NoteIf you update a partitioned table, the partitioning columns of the downstream materialized table must be the same as the those of the partitioned table. Otherwise, the update operation fails.
If a materialized table fails to be updated, all downstream nodes fail.
Deployment Target: the object on which the table is deployed. You can select queues and session clusters. By default, default-queue is used.
Non-partitioned table
Select he Data Information tab, view the details of the materialized table, and click Refresh.

Parameters:
Task Name: the name of the task for data backfilling.
Update Range: This parameter is not supported for non-partitioned tables.
NoteAll data in downstream tables will be refreshed.
If a materialized table fails to be updated, all downstream nodes fail.
If the system determines that the workload is streaming based on the data freshness of the base table and that the table is a non-partitioned table, cascade update is not supported.
Deployment Target: the object on which the table is deployed.
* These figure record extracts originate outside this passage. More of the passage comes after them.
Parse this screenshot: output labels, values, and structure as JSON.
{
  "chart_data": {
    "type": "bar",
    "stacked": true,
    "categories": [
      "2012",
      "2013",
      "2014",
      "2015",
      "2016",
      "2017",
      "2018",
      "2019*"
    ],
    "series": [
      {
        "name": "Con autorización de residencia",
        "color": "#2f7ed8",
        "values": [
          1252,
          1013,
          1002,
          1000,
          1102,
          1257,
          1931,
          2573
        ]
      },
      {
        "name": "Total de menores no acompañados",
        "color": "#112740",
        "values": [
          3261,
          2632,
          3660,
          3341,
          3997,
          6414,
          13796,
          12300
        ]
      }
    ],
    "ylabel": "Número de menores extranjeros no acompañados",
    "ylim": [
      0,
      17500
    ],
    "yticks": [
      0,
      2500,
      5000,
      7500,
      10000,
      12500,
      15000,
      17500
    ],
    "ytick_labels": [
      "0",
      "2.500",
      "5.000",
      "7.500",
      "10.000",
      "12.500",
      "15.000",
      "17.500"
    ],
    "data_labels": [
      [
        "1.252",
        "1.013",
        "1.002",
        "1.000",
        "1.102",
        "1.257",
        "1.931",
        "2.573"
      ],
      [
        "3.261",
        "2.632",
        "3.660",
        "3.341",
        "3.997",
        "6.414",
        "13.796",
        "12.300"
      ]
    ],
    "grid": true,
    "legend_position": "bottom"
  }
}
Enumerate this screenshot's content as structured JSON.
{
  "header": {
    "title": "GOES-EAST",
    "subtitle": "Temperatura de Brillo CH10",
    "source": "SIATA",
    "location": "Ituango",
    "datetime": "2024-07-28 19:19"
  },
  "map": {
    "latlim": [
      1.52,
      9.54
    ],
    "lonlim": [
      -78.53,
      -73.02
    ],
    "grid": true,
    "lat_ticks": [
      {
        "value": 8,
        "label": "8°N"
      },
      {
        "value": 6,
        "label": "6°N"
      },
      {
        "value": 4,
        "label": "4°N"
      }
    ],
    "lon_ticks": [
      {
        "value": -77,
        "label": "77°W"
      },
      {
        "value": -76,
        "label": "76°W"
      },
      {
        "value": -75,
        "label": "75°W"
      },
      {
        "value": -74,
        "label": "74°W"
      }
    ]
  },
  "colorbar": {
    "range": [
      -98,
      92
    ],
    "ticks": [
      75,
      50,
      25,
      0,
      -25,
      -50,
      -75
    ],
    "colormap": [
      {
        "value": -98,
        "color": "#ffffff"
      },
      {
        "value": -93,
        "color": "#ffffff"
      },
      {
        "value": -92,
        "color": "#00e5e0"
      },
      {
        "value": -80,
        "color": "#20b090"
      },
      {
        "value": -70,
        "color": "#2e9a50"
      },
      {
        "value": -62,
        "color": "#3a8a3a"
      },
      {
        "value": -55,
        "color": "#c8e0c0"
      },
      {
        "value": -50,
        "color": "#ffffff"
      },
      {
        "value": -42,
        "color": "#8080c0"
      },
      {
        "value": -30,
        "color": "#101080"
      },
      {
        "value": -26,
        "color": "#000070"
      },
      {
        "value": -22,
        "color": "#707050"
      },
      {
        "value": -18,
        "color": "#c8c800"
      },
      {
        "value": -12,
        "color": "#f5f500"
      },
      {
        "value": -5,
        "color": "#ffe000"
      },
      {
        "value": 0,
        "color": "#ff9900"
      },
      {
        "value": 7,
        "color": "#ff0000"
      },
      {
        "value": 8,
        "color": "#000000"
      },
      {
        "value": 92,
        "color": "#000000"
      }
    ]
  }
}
You can select queues and session clusters. By default, default-queue is used.
Change data freshness
Click the materialized table database under the desired catalog and click the materialized table that you want to view.
In the upper-right corner of the details page of the materialized table, click Edit Freshness.
If the materialized table is a table that does not have a primary key, you cannot modify the streaming and batch properties of the task. For example, if you change the data freshness from 2 seconds to 1 hour, Realtime Compute for Apache Flink converts a streaming job into a batch one. If you change the data freshness from 1 hour to 2 seconds, Realtime Compute for Apache Flink converts a batch job into a streaming one. You cannot perform such operations. If the data freshness is less than 30 minutes, the job is classified as streaming. If the data freshness is equal to or greater than 30 minutes, the job is batch.
If the base table is a materialized table, make sure that the data freshness of the downstream table is 1 to N times that of the upstream table. N is a positive integer.
Data freshness cannot exceed 1 day.
View data lineage
On the Data Lineage page, view the data lineage among all materialized tables. You can start or stop the update of the materialized table and change its data freshness. You can also click Details in the upper-right corner of the page to go to the details page of the materialized table.